Dipicu Sentimen Damai Dagang AS-China, Harga Karet Melesat
Taufan Adharsyah, CNBC Indonesia
25 April 2019 13:01

Jakarta, CNBC Indonesia - Harga karet alam berjangka di bursa Tokyo Commodity Exchange (TOCOM) melesat pada perdagangan hari Kamis (25/4/2019) siang. Sentimen damai dagang Amerika Serikat (AS)-China terbukti mampu membuat investasi komoditas karet kian menarik di mata para investor.
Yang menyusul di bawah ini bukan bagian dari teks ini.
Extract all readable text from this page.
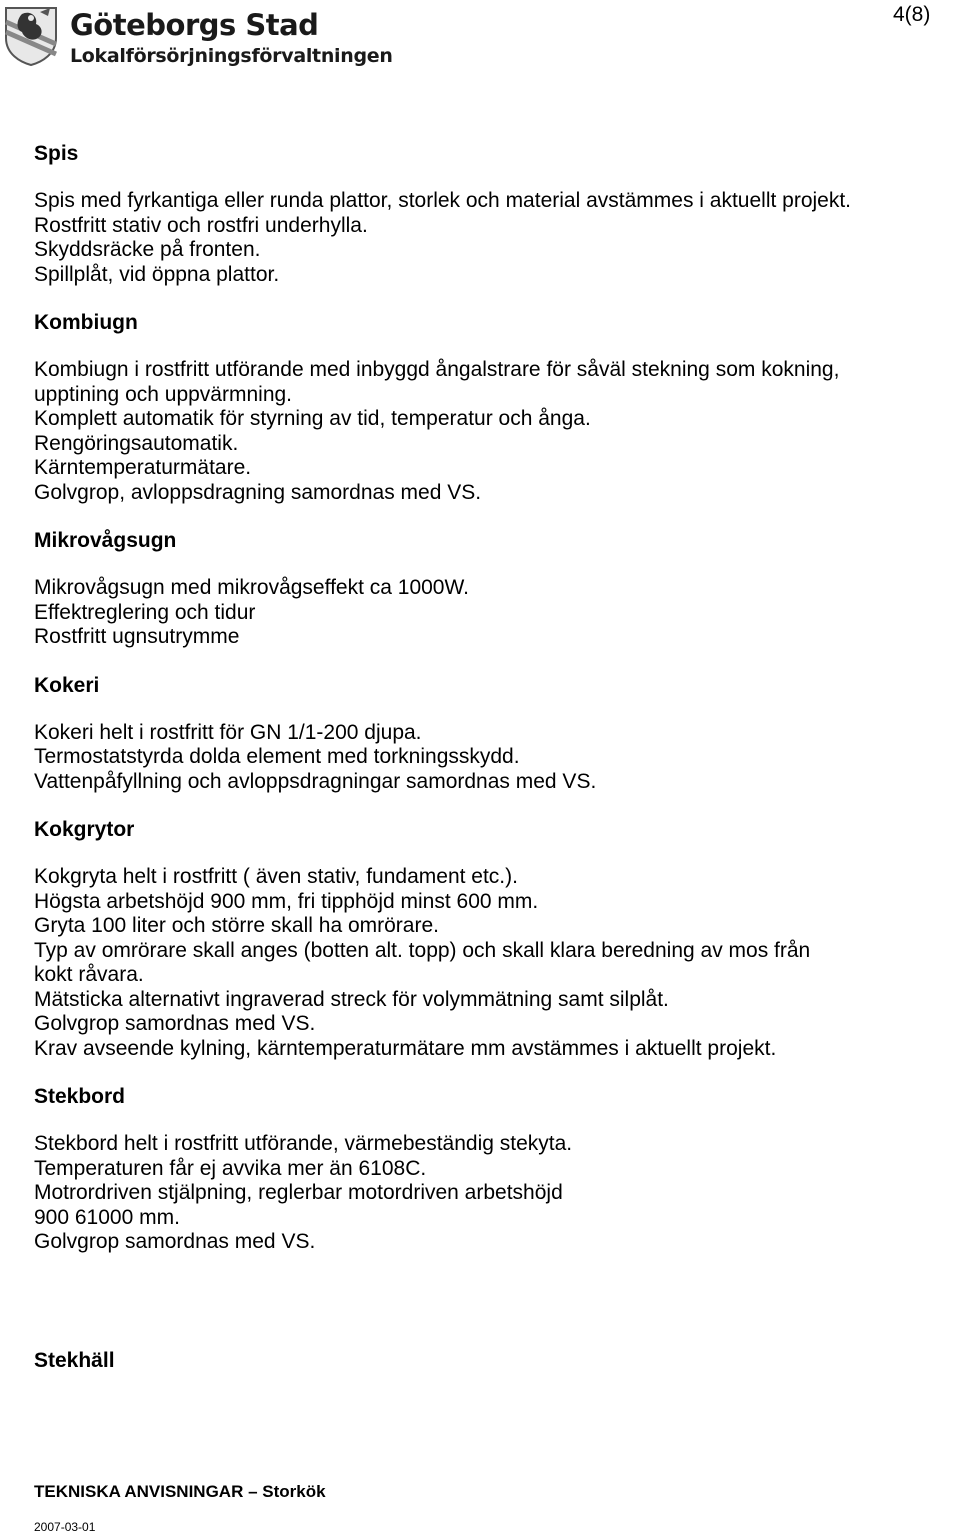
Göteborgs Stad
Lokalförsörjningsförvaltningen
4(8)
Spis
Spis med fyrkantiga eller runda plattor, storlek och material avstämmes i aktuellt projekt.
Rostfritt stativ och rostfri underhylla.
Skyddsräcke på fronten.
Spillplåt, vid öppna plattor.
Kombiugn
Kombiugn i rostfritt utförande med inbyggd ångalstrare för såväl stekning som kokning,
upptining och uppvärmning.
Komplett automatik för styrning av tid, temperatur och ånga.
Rengöringsautomatik.
Kärntemperaturmätare.
Golvgrop, avloppsdragning samordnas med VS.
Mikrovågsugn
Mikrovågsugn med mikrovågseffekt ca 1000W.
Effektreglering och tidur
Rostfritt ugnsutrymme
Kokeri
Kokeri helt i rostfritt för GN 1/1-200 djupa.
Termostatstyrda dolda element med torkningsskydd.
Vattenpåfyllning och avloppsdragningar samordnas med VS.
Kokgrytor
Kokgryta helt i rostfritt ( även stativ, fundament etc.).
Högsta arbetshöjd 900 mm, fri tipphöjd minst 600 mm.
Gryta 100 liter och större skall ha omrörare.
Typ av omrörare skall anges (botten alt. topp) och skall klara beredning av mos från
kokt råvara.
Mätsticka alternativt ingraverad streck för volymmätning samt silplåt.
Golvgrop samordnas med VS.
Krav avseende kylning, kärntemperaturmätare mm avstämmes i aktuellt projekt.
Stekbord
Stekbord helt i rostfritt utförande, värmebeständig stekyta.
Temperaturen får ej avvika mer än 6108C.
Motrordriven stjälpning, reglerbar motordriven arbetshöjd
900 61000 mm.
Golvgrop samordnas med VS.
Stekhäll
TEKNISKA ANVISNINGAR – Storkök
2007-03-01
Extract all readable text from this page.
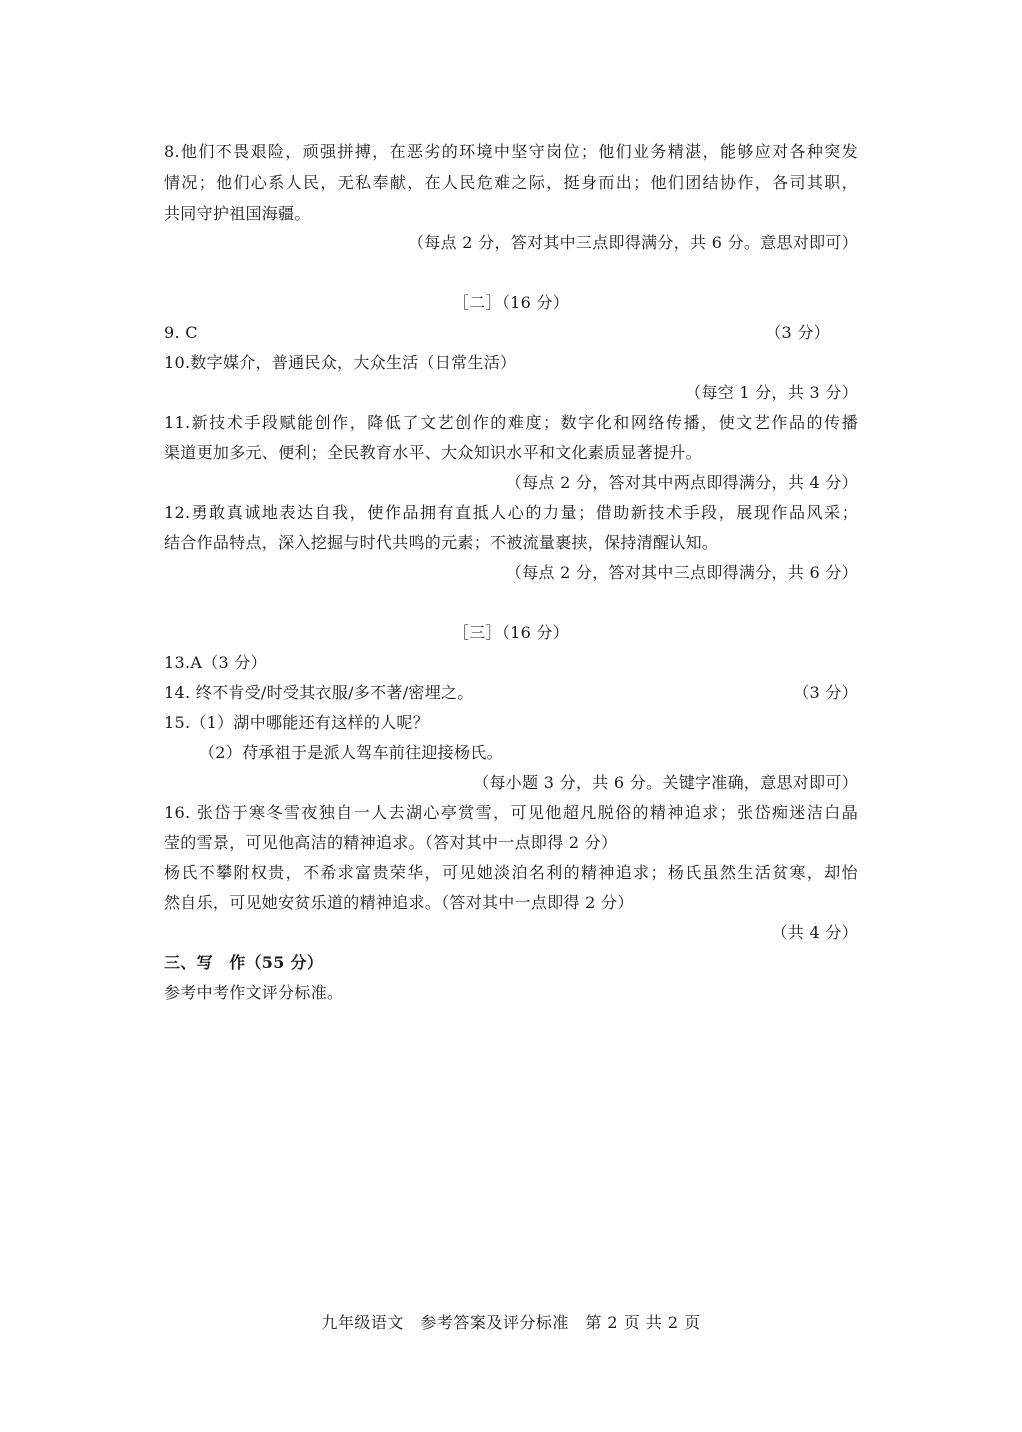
8.他们不畏艰险，顽强拼搏，在恶劣的环境中坚守岗位；他们业务精湛，能够应对各种突发
情况；他们心系人民，无私奉献，在人民危难之际，挺身而出；他们团结协作，各司其职，
共同守护祖国海疆。
（每点 2 分，答对其中三点即得满分，共 6 分。意思对即可）
［二］（16 分）
9. C	（3 分）
10.数字媒介，普通民众，大众生活（日常生活）
（每空 1 分，共 3 分）
11.新技术手段赋能创作，降低了文艺创作的难度；数字化和网络传播，使文艺作品的传播
渠道更加多元、便利；全民教育水平、大众知识水平和文化素质显著提升。
（每点 2 分，答对其中两点即得满分，共 4 分）
12.勇敢真诚地表达自我，使作品拥有直抵人心的力量；借助新技术手段，展现作品风采；
结合作品特点，深入挖掘与时代共鸣的元素；不被流量裹挟，保持清醒认知。
（每点 2 分，答对其中三点即得满分，共 6 分）
［三］（16 分）
13.A（3 分）
14. 终不肯受/时受其衣服/多不著/密埋之。	（3 分）
15.（1）湖中哪能还有这样的人呢？
（2）苻承祖于是派人驾车前往迎接杨氏。
（每小题 3 分，共 6 分。关键字准确，意思对即可）
16. 张岱于寒冬雪夜独自一人去湖心亭赏雪，可见他超凡脱俗的精神追求；张岱痴迷洁白晶
莹的雪景，可见他高洁的精神追求。（答对其中一点即得 2 分）
杨氏不攀附权贵，不希求富贵荣华，可见她淡泊名利的精神追求；杨氏虽然生活贫寒，却怡
然自乐，可见她安贫乐道的精神追求。（答对其中一点即得 2 分）
（共 4 分）
三、写　作（55 分）
参考中考作文评分标准。
九年级语文　参考答案及评分标准　第 2 页 共 2 页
Harga karet acuan kontrak Oktober meroket hingga 1,11% ke level JPY 191,7/kg pada pukul 12:00 WIB. Penguatan harga juga terjadi setelah ditutup dengan koreksi 0,11% kemarin (24/4/2019).
Rabu (24/4/2019) malam, Presiden AS, Donald Trump mengatakan bahwa dialog dagang dengan China sejauh ini berjalan lancar.
"Dialog dagang baik-baik saja," ujar Trump kepada reporter saat mendarat di Florida.
Dengan begitu pelaku pasar makin yakin bahwa ujung dari kesepakatan dagang antara dua raksasa ekonomi dunia hanya tinggal menunggu waktu saja.
Sebelumnya, Gedung Putih juga mengatakan bahwa minggu depan, tepatnya hari Rabu (30/4/2019), Kepala Perwakilan Dagang AS, Robert Lighthizer, dan Menteri Keuangan AS, Steven Mnuchin, akan terbang ke Beijing untuk memulai kembali dialog tatap muka dengan China.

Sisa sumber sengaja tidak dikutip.